More Australians receiving homelessness support
The number of people receiving assistance from specialist homelessness agencies has increased, according to a report released today by the Australian Institute of Health and Welfare (AIHW).
The report, Specialist homelessness services: 2012-13, shows that about 244,000 Australians accessed specialist homelessness services in 2012-13-a 3% rise since 2011-12.
More than half of all these clients were at risk of homelessness (54%) when they first began receiving support. Of the remaining 46% who were already homeless, 22% had no shelter or were staying in improvised dwellings and 35% were in short-term accommodation.
'Agencies were able to help many clients find more stable housing and assist other clients to remain in accommodation that they were at risk of losing,' said AIHW spokesperson Geoff Neideck.
'Emergency accommodation was provided to 64,000 clients in 2012-13. Moving into public or community housing continued to be an important outcome for clients where places were available. The proportion of clients in public or community housing rose from 15% at the start of support to 21% at the end of support,' Mr Neideck said.

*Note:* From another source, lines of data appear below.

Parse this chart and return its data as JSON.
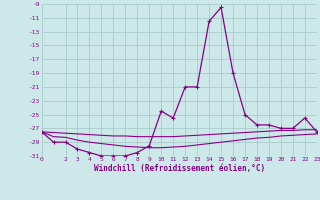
{
  "xlabel": "Windchill (Refroidissement éolien,°C)",
  "background_color": "#cce8e8",
  "grid_color": "#aacccc",
  "line_color": "#880088",
  "xlim": [
    0,
    23
  ],
  "ylim": [
    -31,
    -9
  ],
  "yticks": [
    -9,
    -11,
    -13,
    -15,
    -17,
    -19,
    -21,
    -23,
    -25,
    -27,
    -29,
    -31
  ],
  "xticks": [
    0,
    2,
    3,
    4,
    5,
    6,
    7,
    8,
    9,
    10,
    11,
    12,
    13,
    14,
    15,
    16,
    17,
    18,
    19,
    20,
    21,
    22,
    23
  ],
  "s1_x": [
    0,
    1,
    2,
    3,
    4,
    5,
    6,
    7,
    8,
    9,
    10,
    11,
    12,
    13,
    14,
    15,
    16,
    17,
    18,
    19,
    20,
    21,
    22,
    23
  ],
  "s1_y": [
    -27.5,
    -29.0,
    -29.0,
    -30.0,
    -30.5,
    -31.0,
    -31.0,
    -31.0,
    -30.5,
    -29.5,
    -24.5,
    -25.5,
    -21.0,
    -21.0,
    -11.5,
    -9.5,
    -19.0,
    -25.0,
    -26.5,
    -26.5,
    -27.0,
    -27.0,
    -25.5,
    -27.5
  ],
  "s2_x": [
    0,
    1,
    2,
    3,
    4,
    5,
    6,
    7,
    8,
    9,
    10,
    11,
    12,
    13,
    14,
    15,
    16,
    17,
    18,
    19,
    20,
    21,
    22,
    23
  ],
  "s2_y": [
    -27.5,
    -27.6,
    -27.7,
    -27.8,
    -27.9,
    -28.0,
    -28.1,
    -28.1,
    -28.2,
    -28.2,
    -28.2,
    -28.2,
    -28.1,
    -28.0,
    -27.9,
    -27.8,
    -27.7,
    -27.6,
    -27.5,
    -27.4,
    -27.3,
    -27.3,
    -27.2,
    -27.2
  ],
  "s3_x": [
    0,
    1,
    2,
    3,
    4,
    5,
    6,
    7,
    8,
    9,
    10,
    11,
    12,
    13,
    14,
    15,
    16,
    17,
    18,
    19,
    20,
    21,
    22,
    23
  ],
  "s3_y": [
    -27.5,
    -28.2,
    -28.3,
    -28.7,
    -29.0,
    -29.2,
    -29.4,
    -29.6,
    -29.7,
    -29.8,
    -29.8,
    -29.7,
    -29.6,
    -29.4,
    -29.2,
    -29.0,
    -28.8,
    -28.6,
    -28.4,
    -28.3,
    -28.1,
    -28.0,
    -27.9,
    -27.8
  ]
}
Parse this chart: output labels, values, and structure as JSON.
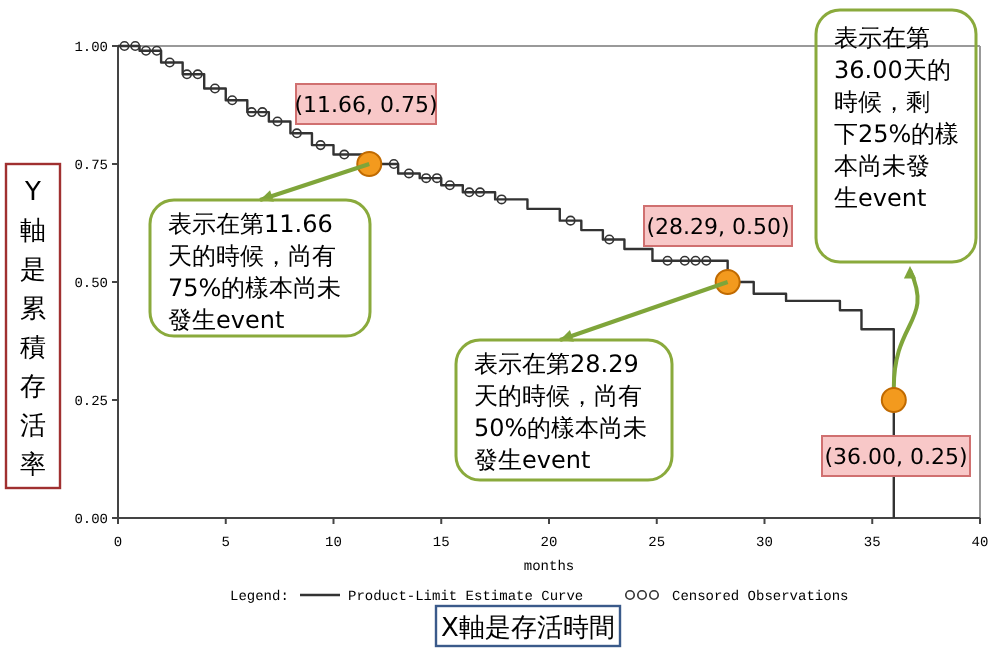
{
  "chart_data": {
    "type": "step",
    "xlabel": "months",
    "ylabel": "Y軸是累積存活率",
    "legend_title": "Legend:",
    "legend": "bottom",
    "grid": false,
    "xlim": [
      0,
      40
    ],
    "xticks": [
      0,
      5,
      10,
      15,
      20,
      25,
      30,
      35,
      40
    ],
    "ylim": [
      0,
      1
    ],
    "yticks": [
      {
        "value": 0,
        "label": "0.00"
      },
      {
        "value": 0.25,
        "label": "0.25"
      },
      {
        "value": 0.5,
        "label": "0.50"
      },
      {
        "value": 0.75,
        "label": "0.75"
      },
      {
        "value": 1,
        "label": "1.00"
      }
    ],
    "series": [
      {
        "name": "Product-Limit Estimate Curve",
        "color": "#333333",
        "line_style": "solid",
        "x": [
          0,
          1,
          2,
          3,
          4,
          5,
          6,
          7,
          8,
          9,
          10,
          11.66,
          13,
          14,
          15,
          16,
          17.5,
          19,
          20.5,
          21.5,
          22.5,
          23.5,
          24.8,
          28.29,
          29.5,
          31,
          33.5,
          34.5,
          36
        ],
        "values": [
          1,
          0.99,
          0.965,
          0.94,
          0.91,
          0.885,
          0.86,
          0.84,
          0.815,
          0.79,
          0.77,
          0.75,
          0.73,
          0.72,
          0.705,
          0.69,
          0.675,
          0.655,
          0.63,
          0.61,
          0.59,
          0.57,
          0.545,
          0.5,
          0.475,
          0.46,
          0.44,
          0.4,
          0
        ]
      },
      {
        "name": "Censored Observations",
        "type": "scatter",
        "marker": "circle",
        "color": "#333333",
        "x": [
          0.3,
          0.8,
          1.3,
          1.8,
          2.4,
          3.2,
          3.7,
          4.5,
          5.3,
          6.2,
          6.7,
          7.4,
          8.3,
          9.4,
          10.5,
          12.2,
          12.8,
          13.5,
          14.3,
          14.8,
          15.4,
          16.3,
          16.8,
          17.8,
          21,
          22.8,
          25.5,
          26.3,
          26.8,
          27.3
        ],
        "values": [
          1,
          1,
          0.99,
          0.99,
          0.965,
          0.94,
          0.94,
          0.91,
          0.885,
          0.86,
          0.86,
          0.84,
          0.815,
          0.79,
          0.77,
          null,
          0.75,
          0.73,
          0.72,
          0.72,
          0.705,
          0.69,
          0.69,
          0.675,
          0.63,
          0.59,
          0.545,
          0.545,
          0.545,
          0.545
        ]
      }
    ],
    "annotations": [
      {
        "text": "(11.66, 0.75)",
        "x": 11.66,
        "y": 0.75
      },
      {
        "text": "表示在第11.66天的時候，尚有75%的樣本尚未發生event",
        "x": 11.66,
        "y": 0.75
      },
      {
        "text": "(28.29, 0.50)",
        "x": 28.29,
        "y": 0.5
      },
      {
        "text": "表示在第28.29天的時候，尚有50%的樣本尚未發生event",
        "x": 28.29,
        "y": 0.5
      },
      "表示在第36.00天的時候，剩下25%的樣本尚未發生event",
      {
        "text": "(36.00, 0.25)",
        "x": 36,
        "y": 0.25
      },
      "X軸是存活時間"
    ]
  }
}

Most clients who received assistance were female (59%) reflecting the high numbers of females seeking assistance due to domestic violence. Almost 49,000 adult females were assisted as a result of domestic violence, with these cases involving around 24,000 children. Males were more likely than females to be homeless when they first received support.
'Indigenous Australians continue to be over-represented. Although only making up 3% of the total Australian population, Indigenous people represented 22% of specialist homelessness services clients in 2010-13,' Mr Neideck said.
'One way agencies assist clients is by helping them secure a source of income so they can meet housing costs.'
The proportion of clients who had no income was reduced from 17% at the beginning of support to 10% at the end of support.
Among clients who required employment assistance, the proportion employed at the end of support rose from 12% to 20%.
The report also shows an increase in older people seeking support.
Although representing a small proportion of overall clients, the proportion of clients 55 years and over seeking support from specialist homelessness agencies rose by 14%between 2011-12 and 2012-13.
The estimated average number of unmet requests for assistance each day rose from 385 to 417 between 2011-12 and 2012-13.
'However, the good news is that there has been a drop in the proportion of clients experiencing repeat periods of homelessness,' Mr Neideck said.
The AIHW is a major national agency set up by the Australian Government to provide reliable, regular and relevant information and statistics on Australia's health and welfare.